Ce document propose quoi faire et comment tendre dans cette direction en Euskadi.
La médecine et les sciences biologiques des prochaines décennies apporteront de nouvelles
découvertes. Beaucoup d’entre elles permettront de sauver des vies et seront fondamentales pour
les malades chroniques. Cependant, il y a deux autres domaines majeurs qui vont bouleverser la
santé avec la même intensité que le progrès biomédical, qui sauveront également de nombreuses
vies et qui sont tout aussi essentielles pour les malades chroniques : les progrès en matière de
technologie de l’information et d’organisation des services.
La stratégie exposée dans le présent document accorde la même valeur à ces progrès qu’au progrès
biomédical, car les biosciences à elles seules sont insuffisantes pour affronter l’enjeu de la chronicité
dans nos sociétés.
Nous ne proposons aucune recette magique, mais un progrès organisé à l’aide de multiples leviers
de changement. Il ne suffit pas de modifier le système d’incitations. Il faudra investir en technologies
de l’information, apprendre aux patients à gérer leur maladie, à promouvoir une meilleure médecine,
reposant sur l’évidence, et intégrer les services de soins primaires, hospitaliers et sociaux. Et il est
nécessaire d’activer tous ces leviers à la fois. Leur activation organisée permettra de disposer de
toute un série d’outils nécessaires pour provoquer les changements nécessaires, que nous
présentons ici comme des interventions stratégiques qui nous permettront de relever le défi le plus
complexe et important des dernières décennies : organiser un système de santé décent pour les
malades chroniques, l’enjeu majeur du XXIe siècle.

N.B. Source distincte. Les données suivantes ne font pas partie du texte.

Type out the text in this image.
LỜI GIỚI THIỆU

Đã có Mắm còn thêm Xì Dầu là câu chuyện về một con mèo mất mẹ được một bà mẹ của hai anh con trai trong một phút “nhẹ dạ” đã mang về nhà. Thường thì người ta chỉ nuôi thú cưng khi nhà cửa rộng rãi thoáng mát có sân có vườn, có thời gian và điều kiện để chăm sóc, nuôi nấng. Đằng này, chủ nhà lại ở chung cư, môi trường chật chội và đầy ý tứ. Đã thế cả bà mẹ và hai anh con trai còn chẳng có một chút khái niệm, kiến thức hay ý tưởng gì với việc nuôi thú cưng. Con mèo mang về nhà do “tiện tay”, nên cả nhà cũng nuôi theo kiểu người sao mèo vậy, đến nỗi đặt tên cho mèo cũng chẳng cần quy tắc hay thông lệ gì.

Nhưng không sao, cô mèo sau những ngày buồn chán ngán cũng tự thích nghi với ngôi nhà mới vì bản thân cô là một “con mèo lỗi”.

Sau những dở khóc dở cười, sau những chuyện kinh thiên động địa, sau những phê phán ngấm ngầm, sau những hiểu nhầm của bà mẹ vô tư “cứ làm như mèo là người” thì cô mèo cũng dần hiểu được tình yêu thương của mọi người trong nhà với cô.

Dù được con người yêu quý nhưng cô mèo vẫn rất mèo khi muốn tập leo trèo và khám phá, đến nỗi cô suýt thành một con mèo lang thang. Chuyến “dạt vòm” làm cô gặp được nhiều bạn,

Par ailleurs, il est nécessaire de changer certains concepts de gestion et de leadership. Il s’avère
impossible d’améliorer les performances du système en se concentrant uniquement sur les
performances internes des services assistanciels. Améliorer la coordination entre eux est encore
plus important. Les soins primaires, les hôpitaux et les services sociaux sont interdépendants. Il
est indispensable de trouver des formules plus collaboratives et coordonnées. C’est cette
collaboration, qui permettra des améliorations pour les malades chroniques et une plus grande
efficacité, qui assurera la pérennité du système de santé. Pour ce faire, il faudra passer de la gestion
de structures à la gestion de systèmes de santé intégrés, notamment au niveau local.
Rien de tout cela ne sera possible en exerçant le même type de leadership que dans le passé. La
complexité du changement exige de développer, dans cette décennie, un leadership différent en
soins de santé. Pour réaliser l’alignement nécessaire entre le domaine opérationnel local et corporatif,
il faut miser sur un leadership davantage distribué, dans lequel les gestionnaires créent les conditions
pour promouvoir une innovation organisationnelle émergente parmi les professionnels de la santé
et les responsables locaux. C’est au niveau local que se produiront les principales innovations
nécessaires pour les malades chroniques. Et c’est à ce niveau qu’il convient d’activer le radar.